Paramedic: Hello Mr. Hendricks. What seems to be bothering you tonight?
Mr. H: I don’t feel well.
Do you feel sick?
Mr. H: Yup.
Mr. H: Just like I was before.
When was that?
Mr. H: Quite some time ago.
How long ago was that?
Mr. H: Way before this time.
So … are we talking hours, days, months or years?
Mr. H: It was well before I paid off the loan on my car; or was it before my wife left me?
OK, let’s start over. What are you sick with?
Mr. H: I already told you. The same thing I was sick with before.
And what was that, Mr. Hendricks?
Mr. H: My doctor knows.
What did your doctor tell you?
Mr. H: He told me I was sick.
Sick with what?!
Mr. H: Whoa! You don’t have to be so hostile. I am ailing after all.
You’re right Mr. Hendricks, and I apologize for my impatience. I just want to help you.
Mr. H: Well, you should because I’m sick, and I’ve run out of my “prescripted” pills.
What kind of pills do you take?
Mr. H: The ones my doc gave me.
Why did he give you the pills?
Mr. H: Because I was sick.
What are the medications?
Mr. H: The funny shaped blue ones and the red ones; or are they orange?
Do you know the names of the medications?
Mr. H: Nope.
Can you show me the pill bottles they came in?
Mr. H: Nope.
And why is that?
Mr. H: I threw them away a while back.
Why did you do that?
Mr. H: Because they were empty.
What is your doctor’s name?
Mr. H: Don’t remember. It was written on the empty “prescripted” bottles I threw away.
So … do you feel weak, nauseous or feverish? Are you having any trouble breathing?
Mr. H: Right now?
Yes, right now.
Mr. H: Not as much as before.
Mr. H: Before the last time I got sick.
Mr. Hendricks, please. Please tell us what made you feel sick enough to call us at three o’clock this morning?
Mr. H: Wow. Is it really that late?
Yes, but that isn’t important right now. I really need you to …
Mr. H: I guess that explains why I’m so tired.
Is that why you called us, because you’re so tired?

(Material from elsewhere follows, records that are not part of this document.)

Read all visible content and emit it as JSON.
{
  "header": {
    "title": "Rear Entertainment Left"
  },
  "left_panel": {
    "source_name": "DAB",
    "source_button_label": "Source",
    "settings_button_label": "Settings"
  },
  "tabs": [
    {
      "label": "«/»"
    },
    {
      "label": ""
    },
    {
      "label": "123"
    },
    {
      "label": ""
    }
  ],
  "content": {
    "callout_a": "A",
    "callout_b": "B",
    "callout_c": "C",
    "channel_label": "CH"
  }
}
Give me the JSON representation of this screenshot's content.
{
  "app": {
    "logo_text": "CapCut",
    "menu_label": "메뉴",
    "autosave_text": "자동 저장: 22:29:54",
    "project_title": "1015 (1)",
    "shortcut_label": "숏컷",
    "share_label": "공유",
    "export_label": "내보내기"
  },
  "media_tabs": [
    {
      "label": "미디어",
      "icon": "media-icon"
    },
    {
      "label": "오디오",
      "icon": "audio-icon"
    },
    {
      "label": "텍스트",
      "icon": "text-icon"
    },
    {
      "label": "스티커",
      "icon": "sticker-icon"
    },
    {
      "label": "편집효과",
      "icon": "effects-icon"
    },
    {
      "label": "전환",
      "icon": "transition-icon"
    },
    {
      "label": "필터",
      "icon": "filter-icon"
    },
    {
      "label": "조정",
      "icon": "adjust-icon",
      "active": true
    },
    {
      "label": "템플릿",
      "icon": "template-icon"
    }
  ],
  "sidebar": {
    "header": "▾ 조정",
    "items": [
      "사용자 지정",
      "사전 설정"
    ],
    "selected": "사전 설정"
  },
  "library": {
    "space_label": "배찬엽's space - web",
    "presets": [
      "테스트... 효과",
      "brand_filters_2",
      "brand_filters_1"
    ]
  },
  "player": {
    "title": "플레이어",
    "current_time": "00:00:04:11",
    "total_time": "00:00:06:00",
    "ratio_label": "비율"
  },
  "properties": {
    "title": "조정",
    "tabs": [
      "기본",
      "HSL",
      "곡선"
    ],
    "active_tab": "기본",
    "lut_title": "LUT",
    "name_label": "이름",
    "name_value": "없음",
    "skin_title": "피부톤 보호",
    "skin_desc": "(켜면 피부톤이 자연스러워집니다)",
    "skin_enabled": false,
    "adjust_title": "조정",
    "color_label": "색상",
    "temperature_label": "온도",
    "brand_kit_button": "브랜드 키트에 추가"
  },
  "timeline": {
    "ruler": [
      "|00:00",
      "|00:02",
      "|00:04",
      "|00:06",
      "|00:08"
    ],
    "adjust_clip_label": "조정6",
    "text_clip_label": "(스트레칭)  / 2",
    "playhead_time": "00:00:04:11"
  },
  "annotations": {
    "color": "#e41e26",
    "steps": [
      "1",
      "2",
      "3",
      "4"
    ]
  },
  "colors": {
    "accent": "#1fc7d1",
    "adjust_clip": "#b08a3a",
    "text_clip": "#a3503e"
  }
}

Mr. H: Well, it is three in the morning.
Are you in any pain right now?
Mr. H: Yup.
Where do you hurt?
Mr. H: Same place as before.
I need you to be specific as possible as to where you hurt.
Mr. H: That’s a tough one.
Why is that?
Mr. H: Because I’m generally hurtin’ all over.
What kind of pain is it?
Mr. H: The bad pain kind.
No. I mean, is your pain sharp, cramping, burning, stabbing or aching in nature?
Mr. H: Not so much, but sort of … maybe.
On a scale of 1 to 10, 10 being the most pain you ever felt, what number would you give it?
Mr. H: Have you ever been shot?
Shot? Well, no. Is that what it feels like?
Mr. H: Don’t know, I’ve never been shot.
So why did you ask me about being shot?
Mr. H: I don’t know. I was just thinking about what a level 10 of pain would feel like.
OK, let’s try this. Have you done anything to help you alleviate your pain?
Mr. H: Well duh, I called you.
So, you would like us to take you to the hospital?
Mr. H: Do you really think I’m sick?
Isn’t that why you called us?
Mr. H: What? Why?
To take you to the hospital.
Mr. H: That depends on if I’m really sick or not.
You already told us you were sick.
Mr. H: Yeah, but I don’t know if I’m sick sick, or just sick. Besides, I can’t afford an ambulance. Why does your partner keep hitting her head against my wall?
Because she’s sick and tired of …
Mr. H: Me too! It must be contagious.